There is only one home visit, a scene of math homework at the kitchen table, during which the parents of one of Lopez's older students show themselves to be confused by the assignment and devoted to the smack-in-the-head theory of pedagogy.
Lopez's own methods are less punitive but nonetheless strict. In France education remains rooted in tradition.
The school day in St.Etienne-sur-Usson is full of drills, formal exercises and dictation, that staple of French education in which a teacher recites a passage from literature and the students dutifully copy it down.
The interest of To Be and to Have, though, is not sociological: it is not really about the French educational system, rural life or even the way children learn.
It is, rather, the portrait of an artist, a man whose work combines discipline and inspiration and unfolds mysteriously and imperceptibly. The film is also a meditation on the enigma of young lives and young minds.

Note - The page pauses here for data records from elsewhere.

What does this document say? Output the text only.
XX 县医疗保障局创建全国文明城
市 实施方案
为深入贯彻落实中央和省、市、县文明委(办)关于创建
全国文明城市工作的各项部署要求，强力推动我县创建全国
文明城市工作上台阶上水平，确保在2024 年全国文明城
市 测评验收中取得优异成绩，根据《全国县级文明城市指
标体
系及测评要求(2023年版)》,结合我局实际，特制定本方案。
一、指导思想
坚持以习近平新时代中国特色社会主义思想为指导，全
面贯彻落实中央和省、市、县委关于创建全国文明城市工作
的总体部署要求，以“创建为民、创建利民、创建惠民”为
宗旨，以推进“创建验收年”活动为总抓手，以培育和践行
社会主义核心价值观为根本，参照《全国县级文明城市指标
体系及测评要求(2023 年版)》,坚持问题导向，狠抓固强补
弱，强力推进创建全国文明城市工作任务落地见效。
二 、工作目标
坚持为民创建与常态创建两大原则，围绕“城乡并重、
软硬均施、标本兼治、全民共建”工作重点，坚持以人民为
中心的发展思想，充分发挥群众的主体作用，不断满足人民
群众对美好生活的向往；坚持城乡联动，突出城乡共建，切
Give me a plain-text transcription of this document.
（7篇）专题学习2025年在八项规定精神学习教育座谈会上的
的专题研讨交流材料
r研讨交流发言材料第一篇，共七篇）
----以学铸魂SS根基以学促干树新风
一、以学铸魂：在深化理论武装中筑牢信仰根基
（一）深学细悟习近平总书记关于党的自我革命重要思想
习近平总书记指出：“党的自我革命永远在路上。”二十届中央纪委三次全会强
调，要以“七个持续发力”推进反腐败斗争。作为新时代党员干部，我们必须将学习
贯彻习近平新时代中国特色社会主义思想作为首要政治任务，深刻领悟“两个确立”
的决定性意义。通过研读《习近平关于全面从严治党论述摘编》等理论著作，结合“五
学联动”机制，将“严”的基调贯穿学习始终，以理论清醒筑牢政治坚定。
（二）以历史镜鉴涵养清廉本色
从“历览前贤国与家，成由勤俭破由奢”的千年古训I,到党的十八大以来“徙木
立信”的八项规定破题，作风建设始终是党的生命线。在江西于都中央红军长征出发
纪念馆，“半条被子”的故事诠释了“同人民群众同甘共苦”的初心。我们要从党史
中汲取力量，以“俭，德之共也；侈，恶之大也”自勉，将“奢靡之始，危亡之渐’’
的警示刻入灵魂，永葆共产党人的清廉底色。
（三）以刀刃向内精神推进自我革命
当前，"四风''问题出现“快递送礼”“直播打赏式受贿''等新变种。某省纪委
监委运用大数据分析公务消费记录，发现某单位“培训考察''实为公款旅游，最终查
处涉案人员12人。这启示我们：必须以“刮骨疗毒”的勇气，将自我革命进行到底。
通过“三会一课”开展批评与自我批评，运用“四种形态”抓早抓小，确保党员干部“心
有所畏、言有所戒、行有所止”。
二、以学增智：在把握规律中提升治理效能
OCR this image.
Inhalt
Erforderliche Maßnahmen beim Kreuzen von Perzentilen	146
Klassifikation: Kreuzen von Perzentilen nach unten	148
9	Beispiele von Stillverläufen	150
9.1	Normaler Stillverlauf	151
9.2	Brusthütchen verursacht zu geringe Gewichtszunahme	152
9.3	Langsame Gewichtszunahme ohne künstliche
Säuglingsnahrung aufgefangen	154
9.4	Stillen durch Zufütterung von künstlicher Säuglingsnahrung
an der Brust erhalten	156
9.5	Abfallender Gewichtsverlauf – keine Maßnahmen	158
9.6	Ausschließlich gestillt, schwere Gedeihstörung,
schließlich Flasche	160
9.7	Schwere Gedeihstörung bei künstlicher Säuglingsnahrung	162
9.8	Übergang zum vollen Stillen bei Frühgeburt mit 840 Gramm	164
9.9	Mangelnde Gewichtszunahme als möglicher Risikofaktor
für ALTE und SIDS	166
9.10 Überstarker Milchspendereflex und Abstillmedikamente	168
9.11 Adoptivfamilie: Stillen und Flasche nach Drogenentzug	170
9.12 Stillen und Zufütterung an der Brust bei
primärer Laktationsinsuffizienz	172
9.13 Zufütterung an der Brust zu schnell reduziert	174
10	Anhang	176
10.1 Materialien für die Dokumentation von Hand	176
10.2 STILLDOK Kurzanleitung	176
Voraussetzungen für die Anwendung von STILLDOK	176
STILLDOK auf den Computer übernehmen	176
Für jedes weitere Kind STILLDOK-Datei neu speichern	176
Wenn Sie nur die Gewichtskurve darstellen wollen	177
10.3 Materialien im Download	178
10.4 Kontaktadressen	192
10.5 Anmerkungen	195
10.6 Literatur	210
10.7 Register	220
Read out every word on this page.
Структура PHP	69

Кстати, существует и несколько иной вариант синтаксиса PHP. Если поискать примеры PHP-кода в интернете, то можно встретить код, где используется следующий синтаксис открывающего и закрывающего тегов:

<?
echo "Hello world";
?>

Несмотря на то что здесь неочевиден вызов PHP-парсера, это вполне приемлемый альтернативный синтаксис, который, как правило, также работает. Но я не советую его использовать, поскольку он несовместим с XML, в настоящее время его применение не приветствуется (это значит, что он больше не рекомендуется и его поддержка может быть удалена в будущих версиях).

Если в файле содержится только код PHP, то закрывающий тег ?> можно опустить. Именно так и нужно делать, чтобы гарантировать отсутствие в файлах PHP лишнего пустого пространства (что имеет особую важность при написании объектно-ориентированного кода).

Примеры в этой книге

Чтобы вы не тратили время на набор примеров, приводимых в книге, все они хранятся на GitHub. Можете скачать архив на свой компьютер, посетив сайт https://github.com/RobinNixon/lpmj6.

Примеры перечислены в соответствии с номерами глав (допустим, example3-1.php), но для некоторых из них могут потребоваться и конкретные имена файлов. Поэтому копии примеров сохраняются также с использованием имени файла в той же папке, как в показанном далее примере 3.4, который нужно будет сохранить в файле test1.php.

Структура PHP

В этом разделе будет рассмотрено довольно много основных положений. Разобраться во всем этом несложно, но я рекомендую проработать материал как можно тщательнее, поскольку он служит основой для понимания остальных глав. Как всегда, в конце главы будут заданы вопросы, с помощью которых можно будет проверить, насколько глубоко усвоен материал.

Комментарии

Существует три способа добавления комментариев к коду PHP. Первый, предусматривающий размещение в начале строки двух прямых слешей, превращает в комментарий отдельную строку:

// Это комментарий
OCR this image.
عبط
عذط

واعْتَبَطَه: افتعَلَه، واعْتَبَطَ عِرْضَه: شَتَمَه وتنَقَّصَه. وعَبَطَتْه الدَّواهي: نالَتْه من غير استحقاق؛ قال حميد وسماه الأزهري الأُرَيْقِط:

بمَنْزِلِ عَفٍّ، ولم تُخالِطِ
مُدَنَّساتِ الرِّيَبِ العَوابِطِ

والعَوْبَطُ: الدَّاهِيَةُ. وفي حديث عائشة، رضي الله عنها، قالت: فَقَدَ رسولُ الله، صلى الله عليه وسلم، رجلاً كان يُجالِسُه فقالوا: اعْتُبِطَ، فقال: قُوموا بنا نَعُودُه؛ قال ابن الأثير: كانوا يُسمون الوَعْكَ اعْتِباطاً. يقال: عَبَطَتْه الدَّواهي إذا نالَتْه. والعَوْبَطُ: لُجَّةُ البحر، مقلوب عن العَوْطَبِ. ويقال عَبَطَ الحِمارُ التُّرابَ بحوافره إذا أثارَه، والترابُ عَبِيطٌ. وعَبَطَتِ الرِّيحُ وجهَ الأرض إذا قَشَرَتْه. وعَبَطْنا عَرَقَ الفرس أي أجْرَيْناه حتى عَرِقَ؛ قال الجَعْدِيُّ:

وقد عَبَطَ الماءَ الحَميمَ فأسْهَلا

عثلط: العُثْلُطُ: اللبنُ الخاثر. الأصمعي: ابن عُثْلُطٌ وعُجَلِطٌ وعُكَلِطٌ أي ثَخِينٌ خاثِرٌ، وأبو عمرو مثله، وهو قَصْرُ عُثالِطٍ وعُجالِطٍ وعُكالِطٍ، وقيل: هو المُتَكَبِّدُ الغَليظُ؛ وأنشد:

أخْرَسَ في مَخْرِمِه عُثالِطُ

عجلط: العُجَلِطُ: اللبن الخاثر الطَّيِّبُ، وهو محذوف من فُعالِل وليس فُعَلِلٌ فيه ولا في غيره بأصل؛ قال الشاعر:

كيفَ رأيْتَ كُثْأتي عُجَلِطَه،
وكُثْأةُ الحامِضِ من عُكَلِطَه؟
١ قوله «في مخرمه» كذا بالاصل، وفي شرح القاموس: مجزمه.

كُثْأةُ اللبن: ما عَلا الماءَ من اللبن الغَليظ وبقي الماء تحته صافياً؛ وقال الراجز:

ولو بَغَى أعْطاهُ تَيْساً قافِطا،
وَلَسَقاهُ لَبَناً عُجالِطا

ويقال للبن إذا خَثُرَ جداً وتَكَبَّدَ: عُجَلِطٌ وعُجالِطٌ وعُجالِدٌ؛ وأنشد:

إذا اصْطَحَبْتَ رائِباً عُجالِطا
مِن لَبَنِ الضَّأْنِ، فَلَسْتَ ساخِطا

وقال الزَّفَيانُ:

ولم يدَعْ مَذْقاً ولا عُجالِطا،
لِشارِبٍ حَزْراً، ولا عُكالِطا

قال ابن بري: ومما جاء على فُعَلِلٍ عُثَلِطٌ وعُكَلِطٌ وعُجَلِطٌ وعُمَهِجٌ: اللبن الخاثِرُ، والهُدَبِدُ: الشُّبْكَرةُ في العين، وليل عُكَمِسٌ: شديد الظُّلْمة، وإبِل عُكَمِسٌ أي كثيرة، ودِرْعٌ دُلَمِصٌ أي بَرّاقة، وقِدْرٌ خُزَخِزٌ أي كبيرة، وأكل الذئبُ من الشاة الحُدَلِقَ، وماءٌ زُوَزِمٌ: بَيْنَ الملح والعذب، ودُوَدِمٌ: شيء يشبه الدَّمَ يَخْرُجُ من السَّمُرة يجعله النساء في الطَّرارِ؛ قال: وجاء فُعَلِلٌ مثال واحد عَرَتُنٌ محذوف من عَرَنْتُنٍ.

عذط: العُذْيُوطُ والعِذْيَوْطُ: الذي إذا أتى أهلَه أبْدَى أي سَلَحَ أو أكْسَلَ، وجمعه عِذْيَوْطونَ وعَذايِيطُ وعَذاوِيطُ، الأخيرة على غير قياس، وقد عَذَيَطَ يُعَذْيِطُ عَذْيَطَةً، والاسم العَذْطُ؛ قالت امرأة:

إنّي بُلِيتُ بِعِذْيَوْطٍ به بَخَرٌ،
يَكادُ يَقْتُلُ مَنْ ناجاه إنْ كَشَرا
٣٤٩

The daily dramas that Lopez encounters -- fights, inattentiveness, sloppy work -- are familiar almost to the point of banality but seen anew, and from the outside they seem like incidents unfolding in some enchanted, half-submerged realm, whose codes only Lopez understands.
The film meanders toward summer, finding a moment of suspense when the oldest
students must await the results of their middle-school entrance exam, which will determine whether they move on from Lopez's intimate garden of learning to the big, bureaucratic regional middle school.
And at the end there is a poignant moment when the impassive, calm teacher fights back tears as he says goodbye to his charges, some for the last time.